La salle dans laquelle Nikola Tesla avait implanté son appareillage et son installation végétait depuis un siècle. Peut-être avait-elle servi autrefois à un chantre, du fait qu’une chapelle convertie en salle de bal avait préexisté bien avant l’infirmerie voisine. C’était pourquoi la présence incongrue d’un lutrin, d’un antiphonaire et d’un orgue positif, avec une tablature, surprenait les regards qui prenaient la peine d’examiner les aîtres. Le principe de parcimonie, l’esprit économe, avaient presque entièrement dépourvu cet endroit de mobilier et de décorations, à l’exception du lutrin, de quelques chaises et d’une table, contrairement à d’autres pièces de ce pavillon. Pénétrer en cette salle, en ce sanctuaire de l’étrangeté, constitua pour Cléore une expérience inédite, certes non pas traumatisante. Elle s’immergea toute dans cette antichambre marquée par la naissance d’une forme nouvelle de l’horreur, plus technique, plus scientifique, telle que Mary Shelley en avait eu la prescience, la prémonition. Le transfuseur était là, et l’on devinait, l’on pressentait en lui l’invention du vampirisme suprême, qui se targuerait des oripeaux du Génie inventif de l’Homme afin qu’il assouvît ses instincts les plus cruels et les plus vils. Car, quoi de plus cruel et d’immoral dans l’esprit d’un Tesla d’avoir conceptualisé, fabriqué, en toute connaissance de cause, cet engin destiné à tuer en rendant exsangue le cobaye qu’on y lierait, tout cela pour prolonger deux autres vies. Une existence sacrifiée afin d’en sauver deux autres…et, comme cela ne suffirait pas, il y aurait encore d’autres donneuses forcées – à quelle cadence d’enfer, à quelle fréquence ? Une mensuelle, deux, davantage ? Combien de temps Phoebé et Daphné parviendraient elles à se satisfaire de ce partage, moitié-moitié, du liquide vital d’innocentes teutonnes ?

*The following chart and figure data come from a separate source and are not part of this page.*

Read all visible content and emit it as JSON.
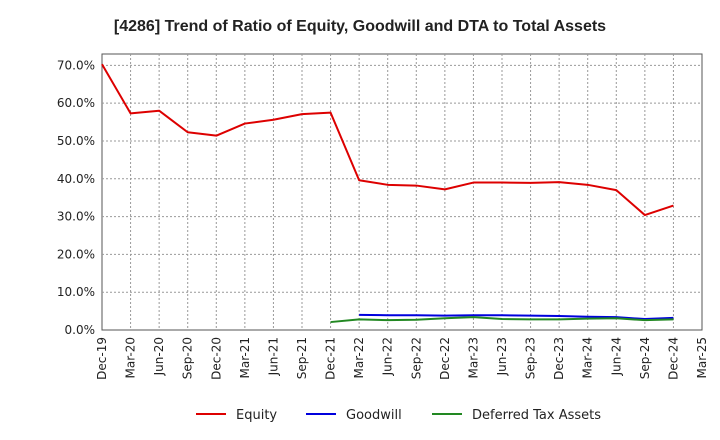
{
  "chart_data": {
    "type": "line",
    "title": "[4286]  Trend of Ratio of Equity, Goodwill and DTA to Total Assets",
    "xlabel": "",
    "ylabel": "",
    "ylim": [
      0,
      73
    ],
    "y_ticks": [
      0,
      10,
      20,
      30,
      40,
      50,
      60,
      70
    ],
    "y_tick_labels": [
      "0.0%",
      "10.0%",
      "20.0%",
      "30.0%",
      "40.0%",
      "50.0%",
      "60.0%",
      "70.0%"
    ],
    "x_tick_labels": [
      "Dec-19",
      "Mar-20",
      "Jun-20",
      "Sep-20",
      "Dec-20",
      "Mar-21",
      "Jun-21",
      "Sep-21",
      "Dec-21",
      "Mar-22",
      "Jun-22",
      "Sep-22",
      "Dec-22",
      "Mar-23",
      "Jun-23",
      "Sep-23",
      "Dec-23",
      "Mar-24",
      "Jun-24",
      "Sep-24",
      "Dec-24",
      "Mar-25"
    ],
    "grid": true,
    "legend_position": "bottom",
    "series": [
      {
        "name": "Equity",
        "color": "#dd0000",
        "start_index": 0,
        "values": [
          70.3,
          57.3,
          58.0,
          52.3,
          51.4,
          54.6,
          55.6,
          57.1,
          57.5,
          39.6,
          38.4,
          38.2,
          37.2,
          39.0,
          39.0,
          38.9,
          39.1,
          38.4,
          37.0,
          30.4,
          32.9
        ]
      },
      {
        "name": "Goodwill",
        "color": "#0000dd",
        "start_index": 9,
        "values": [
          4.0,
          3.9,
          3.9,
          3.8,
          3.9,
          3.9,
          3.8,
          3.7,
          3.5,
          3.4,
          2.9,
          3.2
        ]
      },
      {
        "name": "Deferred Tax Assets",
        "color": "#228822",
        "start_index": 8,
        "values": [
          2.1,
          2.8,
          2.6,
          2.7,
          3.1,
          3.4,
          2.9,
          2.8,
          2.8,
          3.0,
          3.1,
          2.6,
          2.8
        ]
      }
    ]
  }
}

C’était une couchette de géhenne, inquisitoriale mais hautement sophistiquée, munie de tuyaux flexibles, d’aiguilles, de poches en vessie de porc, d’un réservoir d’éther anesthésique, pour l’endormissement, le sommeil éternel de celle qu’on y attacherait. Il y avait des perfusions pour les veines, mais aussi une pompe, des ballons de respiration, une dynamo, une espèce de cercle multicolore spiralé tournant servant à l’hypnose et à l’assurance de la passivité de la transfuseuse forcée. Nikola Tesla devenait ainsi un criminel d’un type nouveau, dévoyant la science au service d’une chimère, d’une lubie obsessionnelle : pour que vivent Daphné et Phoebé de Tourreil de Valpinçon, ces gentils aubépins blonds. Afin que demeurassent et continuassent à exister deux monstres de treize ans … La philosophie du double transfuseur se résumait à cet aphorisme épouvantable que n’eussent dédaigné ni Oscar Wilde, ni Des Esseintes : je tue Une pour que Deux soient sauvées. Cynisme de Décadent ou déshumanisation ? C’était la fin du Siècle des Lumières, une fin porteuse d’avenir…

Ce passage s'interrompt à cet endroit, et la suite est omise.